'Nevertheless you, O Sir Gauwaine, lie, Whatever may have happened through these years, God knows I speak the truth, saying that you lie.' (lines 46-8)
What Guenevere says here appears to be contradictory: she says that no matter what "may have happened" in the past, Sir Gauwaine's accusation is a "lie." How can that be true? Whose version of those past events is the "truth," and whose is a "lie"?
'[...] the sick Sure knowledge things would never be the same, However often Spring might be most thick Of blossoms and buds, smote on me, and I grew Careless of most things, let the clock tick, tick, To my unhappy pulse [...] (lines 71-76)
Guenevere realizes that the past cannot be repeated. Launcelot's presence at Arthur's court just reminds her that she is trapped in a loveless marriage. Time starts to work differently for her at this point: it flows past her ("tick, tick") without her being truly aware of it.
'While I was dizzied thus, old thoughts would crowd. Belonging to the time ere I was bought By Arthur's great name and his little love, [...]' (lines 81-83)
After Launcelot first arrives at Arthur's court, Guenevere is "dizzied" by her memories of the time before she was married – or, as she puts it, before she allowed herself to be "bought."

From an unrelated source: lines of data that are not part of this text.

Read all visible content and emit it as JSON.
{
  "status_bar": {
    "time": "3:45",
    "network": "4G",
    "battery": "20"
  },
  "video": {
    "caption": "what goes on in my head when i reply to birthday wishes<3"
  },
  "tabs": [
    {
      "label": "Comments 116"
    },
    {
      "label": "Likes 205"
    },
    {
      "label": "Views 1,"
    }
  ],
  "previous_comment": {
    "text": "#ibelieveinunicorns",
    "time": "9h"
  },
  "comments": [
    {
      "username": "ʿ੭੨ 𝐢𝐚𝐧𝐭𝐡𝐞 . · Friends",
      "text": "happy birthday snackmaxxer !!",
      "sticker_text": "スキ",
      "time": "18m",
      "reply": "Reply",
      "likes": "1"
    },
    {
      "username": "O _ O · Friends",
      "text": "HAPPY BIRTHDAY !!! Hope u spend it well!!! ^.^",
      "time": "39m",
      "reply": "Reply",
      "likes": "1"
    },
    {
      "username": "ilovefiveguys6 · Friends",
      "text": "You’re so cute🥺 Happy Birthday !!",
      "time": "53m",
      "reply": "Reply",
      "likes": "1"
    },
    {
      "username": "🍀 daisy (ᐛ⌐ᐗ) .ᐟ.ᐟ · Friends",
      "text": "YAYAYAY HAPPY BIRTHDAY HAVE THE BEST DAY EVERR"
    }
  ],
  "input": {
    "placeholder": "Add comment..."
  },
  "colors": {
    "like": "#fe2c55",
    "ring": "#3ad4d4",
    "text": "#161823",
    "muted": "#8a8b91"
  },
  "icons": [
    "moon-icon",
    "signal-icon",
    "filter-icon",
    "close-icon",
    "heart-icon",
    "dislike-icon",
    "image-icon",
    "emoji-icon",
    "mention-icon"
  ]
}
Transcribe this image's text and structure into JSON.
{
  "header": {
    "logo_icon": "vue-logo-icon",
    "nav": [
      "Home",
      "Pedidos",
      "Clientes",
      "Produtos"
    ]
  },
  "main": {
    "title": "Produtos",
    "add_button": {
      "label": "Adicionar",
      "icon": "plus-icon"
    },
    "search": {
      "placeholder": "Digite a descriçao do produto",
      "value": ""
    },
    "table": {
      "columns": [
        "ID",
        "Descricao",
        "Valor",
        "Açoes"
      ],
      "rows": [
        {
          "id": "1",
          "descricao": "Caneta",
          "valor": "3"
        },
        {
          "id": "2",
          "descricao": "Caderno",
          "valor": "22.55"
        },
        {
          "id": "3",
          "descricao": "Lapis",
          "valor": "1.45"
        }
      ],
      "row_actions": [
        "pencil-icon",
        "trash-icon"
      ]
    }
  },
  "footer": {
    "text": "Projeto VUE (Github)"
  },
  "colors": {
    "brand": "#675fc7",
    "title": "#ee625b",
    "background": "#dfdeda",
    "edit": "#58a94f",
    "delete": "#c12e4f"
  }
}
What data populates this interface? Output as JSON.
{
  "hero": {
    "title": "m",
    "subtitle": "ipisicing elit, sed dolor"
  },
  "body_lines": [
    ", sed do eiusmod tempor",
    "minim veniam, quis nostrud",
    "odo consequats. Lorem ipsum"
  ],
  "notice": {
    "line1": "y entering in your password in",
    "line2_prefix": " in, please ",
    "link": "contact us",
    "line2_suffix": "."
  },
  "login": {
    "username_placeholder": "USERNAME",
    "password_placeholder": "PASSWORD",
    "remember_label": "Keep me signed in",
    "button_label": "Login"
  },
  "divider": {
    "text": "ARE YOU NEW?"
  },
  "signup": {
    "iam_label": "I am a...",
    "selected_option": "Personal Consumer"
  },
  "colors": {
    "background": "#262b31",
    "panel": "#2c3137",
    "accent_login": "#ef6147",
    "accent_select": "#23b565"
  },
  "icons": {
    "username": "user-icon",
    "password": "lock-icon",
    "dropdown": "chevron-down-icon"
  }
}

'Do I not know now of a day in Spring? No minute of that wild day ever slips From my memory: I hear thrushes sing, And wheresoever I may be, straightway Thoughts of it all come up with most fresh sting.' (lines 104-108)
No matter how much time has passed, Guenevere's memory of the "wild day" she kissed Launcelot in the garden stays "fresh." Just hearing the singing of "thrushes" is enough to bring her immediately back to that memory. You know how sometimes you associate things really strongly with a particular smell, taste, or song, so that when you hear that song or smell that scent you feel overwhelmed by a particular memory? That's what Guenevere is describing here.
'After that day why is it Guenevere grieves?' (line 141)
Guenevere asks herself why, with such an awesome memory to sustain her, she should ever be unhappy. She got what she wanted, didn't she? She got to smooch Launcelot in the garden. So why should she "grieve"? Of course, the prospect of being burnt at the stake by a bunch of angry knights might make anyone "grieve," no matter how many fond memories of garden smooching they have.
'Remember in what grave your mother sleeps' (line 153)
Guenevere tries to get Gauwaine's to take pity on her by calling up memories of his dead mother. She describes his mother's shameful death with some detail, but of course it doesn't work. (Check out the "Detailed Summary" if you're confused about this section, since Morris borrows from Arthurian legend without explaining the context.)